For this reason, it's best to use the toLocaleString method to get a string that represents the time zone and use the options object parameter to format the string to your needs.

You can use the different properties on the options object of the toLocaleString method to format the date and time for the specific time zone in different ways.

index.js
const date = new Date(); const pst = date.toLocaleString('en-US', { timeZone: 'America/Los_Angeles', dateStyle: 'full', timeStyle: 'full', }); // 👇️ Saturday, January 22, 2022 at 6:10:09 AM Pacific Standard Time console.log(pst);

We set the dateStyle and timeStyle properties in the options object to full to get a more verbose representation of the date and time.

Other possible values for the two properties are: long, medium and short.

index.js
const date = new Date(); const pst = date.toLocaleString('en-US', { timeZone: 'America/Los_Angeles', dateStyle: 'short', timeStyle: 'short', }); // 👇️ 1/22/22, 6:11 AM console.log(pst);

You can view all of the properties and values the options object implements by visiting the MDN docs.

Here is an example that shows the month, day, hours, minutes and seconds as 2-digits, even if their values are less than 10.

index.js
const date = new Date(); const pst = date.toLocaleString('en-US', { timeZone: 'America/Los_Angeles', year: 'numeric', month: '2-digit', day: '2-digit', hour: '2-digit', minute: '2-digit', second: '2-digit', timeZoneName: 'short', }); // 👇️ 01/22/2022, 06:11:53 AM PST console.log(pst);
By setting the values of the date and time components to 2 digits, we format them consistently, even if they have a value of less than 10.

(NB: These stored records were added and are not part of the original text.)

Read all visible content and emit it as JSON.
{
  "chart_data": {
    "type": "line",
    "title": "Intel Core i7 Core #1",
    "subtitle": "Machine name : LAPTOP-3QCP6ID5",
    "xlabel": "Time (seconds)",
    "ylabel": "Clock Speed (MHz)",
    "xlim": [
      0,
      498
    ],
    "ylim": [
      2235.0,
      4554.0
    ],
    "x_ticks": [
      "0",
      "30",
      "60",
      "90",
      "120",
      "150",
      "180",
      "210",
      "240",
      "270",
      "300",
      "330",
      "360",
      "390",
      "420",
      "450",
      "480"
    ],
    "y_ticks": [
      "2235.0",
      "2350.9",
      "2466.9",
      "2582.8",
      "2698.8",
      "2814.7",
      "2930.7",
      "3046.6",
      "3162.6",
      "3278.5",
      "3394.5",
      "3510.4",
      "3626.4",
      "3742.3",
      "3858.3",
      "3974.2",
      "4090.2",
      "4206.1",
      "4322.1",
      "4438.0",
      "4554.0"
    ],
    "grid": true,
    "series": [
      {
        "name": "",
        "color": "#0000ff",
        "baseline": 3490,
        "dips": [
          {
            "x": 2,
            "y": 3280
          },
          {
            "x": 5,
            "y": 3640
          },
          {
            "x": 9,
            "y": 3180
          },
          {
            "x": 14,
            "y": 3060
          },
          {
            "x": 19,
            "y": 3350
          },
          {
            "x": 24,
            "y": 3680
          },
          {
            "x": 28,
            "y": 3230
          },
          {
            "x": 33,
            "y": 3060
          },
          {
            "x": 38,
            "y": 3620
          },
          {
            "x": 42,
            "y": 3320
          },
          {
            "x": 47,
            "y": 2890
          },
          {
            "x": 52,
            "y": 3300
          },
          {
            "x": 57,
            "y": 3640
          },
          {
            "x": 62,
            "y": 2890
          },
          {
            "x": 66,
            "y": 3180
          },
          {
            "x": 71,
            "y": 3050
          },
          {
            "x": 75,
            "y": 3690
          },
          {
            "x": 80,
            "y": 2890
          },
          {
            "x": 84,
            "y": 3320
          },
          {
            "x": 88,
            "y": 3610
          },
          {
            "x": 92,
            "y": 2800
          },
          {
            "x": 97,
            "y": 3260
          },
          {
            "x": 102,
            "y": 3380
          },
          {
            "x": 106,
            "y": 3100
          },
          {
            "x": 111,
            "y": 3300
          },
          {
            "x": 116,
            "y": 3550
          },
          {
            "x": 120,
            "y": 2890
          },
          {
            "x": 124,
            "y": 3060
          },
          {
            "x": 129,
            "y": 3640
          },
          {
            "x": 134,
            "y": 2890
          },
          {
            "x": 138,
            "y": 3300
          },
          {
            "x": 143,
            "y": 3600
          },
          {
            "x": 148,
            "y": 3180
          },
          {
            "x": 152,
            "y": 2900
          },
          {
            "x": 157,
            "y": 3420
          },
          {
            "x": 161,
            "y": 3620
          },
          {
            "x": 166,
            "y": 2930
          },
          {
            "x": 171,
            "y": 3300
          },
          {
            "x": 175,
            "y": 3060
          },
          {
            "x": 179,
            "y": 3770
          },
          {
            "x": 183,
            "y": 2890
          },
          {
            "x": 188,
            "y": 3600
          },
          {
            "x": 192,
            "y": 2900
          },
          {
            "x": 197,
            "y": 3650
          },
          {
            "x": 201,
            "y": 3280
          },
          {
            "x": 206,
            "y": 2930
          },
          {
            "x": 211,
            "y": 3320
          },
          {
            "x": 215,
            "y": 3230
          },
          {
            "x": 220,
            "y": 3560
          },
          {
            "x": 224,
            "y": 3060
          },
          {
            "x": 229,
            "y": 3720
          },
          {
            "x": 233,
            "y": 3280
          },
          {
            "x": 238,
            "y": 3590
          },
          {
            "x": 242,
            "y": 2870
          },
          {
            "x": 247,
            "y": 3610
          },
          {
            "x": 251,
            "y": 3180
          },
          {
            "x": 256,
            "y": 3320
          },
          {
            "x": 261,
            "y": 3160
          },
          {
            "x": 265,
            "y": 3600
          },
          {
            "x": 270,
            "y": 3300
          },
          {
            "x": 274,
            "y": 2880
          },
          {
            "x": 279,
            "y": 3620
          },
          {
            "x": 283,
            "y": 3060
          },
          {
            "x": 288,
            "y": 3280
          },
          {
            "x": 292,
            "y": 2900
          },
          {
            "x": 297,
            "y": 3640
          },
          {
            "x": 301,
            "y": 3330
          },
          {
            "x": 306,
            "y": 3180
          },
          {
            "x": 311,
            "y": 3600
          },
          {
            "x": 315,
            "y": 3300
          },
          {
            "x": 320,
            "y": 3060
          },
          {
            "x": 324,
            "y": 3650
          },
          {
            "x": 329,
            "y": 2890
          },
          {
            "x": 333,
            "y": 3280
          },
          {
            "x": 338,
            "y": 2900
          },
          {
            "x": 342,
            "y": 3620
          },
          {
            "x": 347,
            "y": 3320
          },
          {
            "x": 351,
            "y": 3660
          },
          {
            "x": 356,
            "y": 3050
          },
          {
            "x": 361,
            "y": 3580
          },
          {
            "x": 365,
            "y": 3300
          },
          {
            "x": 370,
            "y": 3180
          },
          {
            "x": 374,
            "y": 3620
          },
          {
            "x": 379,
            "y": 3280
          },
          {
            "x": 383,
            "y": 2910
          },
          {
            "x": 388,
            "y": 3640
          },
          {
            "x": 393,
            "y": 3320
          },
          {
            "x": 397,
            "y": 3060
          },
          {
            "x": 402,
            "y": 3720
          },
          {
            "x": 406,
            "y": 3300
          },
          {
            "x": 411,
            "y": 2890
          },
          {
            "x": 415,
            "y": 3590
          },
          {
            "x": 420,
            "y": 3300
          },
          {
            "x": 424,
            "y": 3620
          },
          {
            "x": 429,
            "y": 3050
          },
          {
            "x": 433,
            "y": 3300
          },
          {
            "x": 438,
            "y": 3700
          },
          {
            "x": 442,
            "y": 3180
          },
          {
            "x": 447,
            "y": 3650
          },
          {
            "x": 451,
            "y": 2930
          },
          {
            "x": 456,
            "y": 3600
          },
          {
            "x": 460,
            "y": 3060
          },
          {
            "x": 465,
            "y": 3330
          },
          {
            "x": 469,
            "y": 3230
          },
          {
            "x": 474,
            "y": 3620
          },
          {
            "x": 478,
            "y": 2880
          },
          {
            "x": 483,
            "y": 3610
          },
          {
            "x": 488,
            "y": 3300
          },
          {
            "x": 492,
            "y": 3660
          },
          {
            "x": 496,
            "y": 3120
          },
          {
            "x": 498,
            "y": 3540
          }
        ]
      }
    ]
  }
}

If that's the case, the values get padded with a leading zero.

We also set the timeZoneName property to a value of short, to show an abbreviation of the time zone name (PST) at the end of the result.

You can view all the other properties the options object supports by visiting the MDN docs.

You can get a time zone specific date and time representation formatted in many different ways just using the toLocaleString method and this should be your preferred approach as it leverages built-in functionality.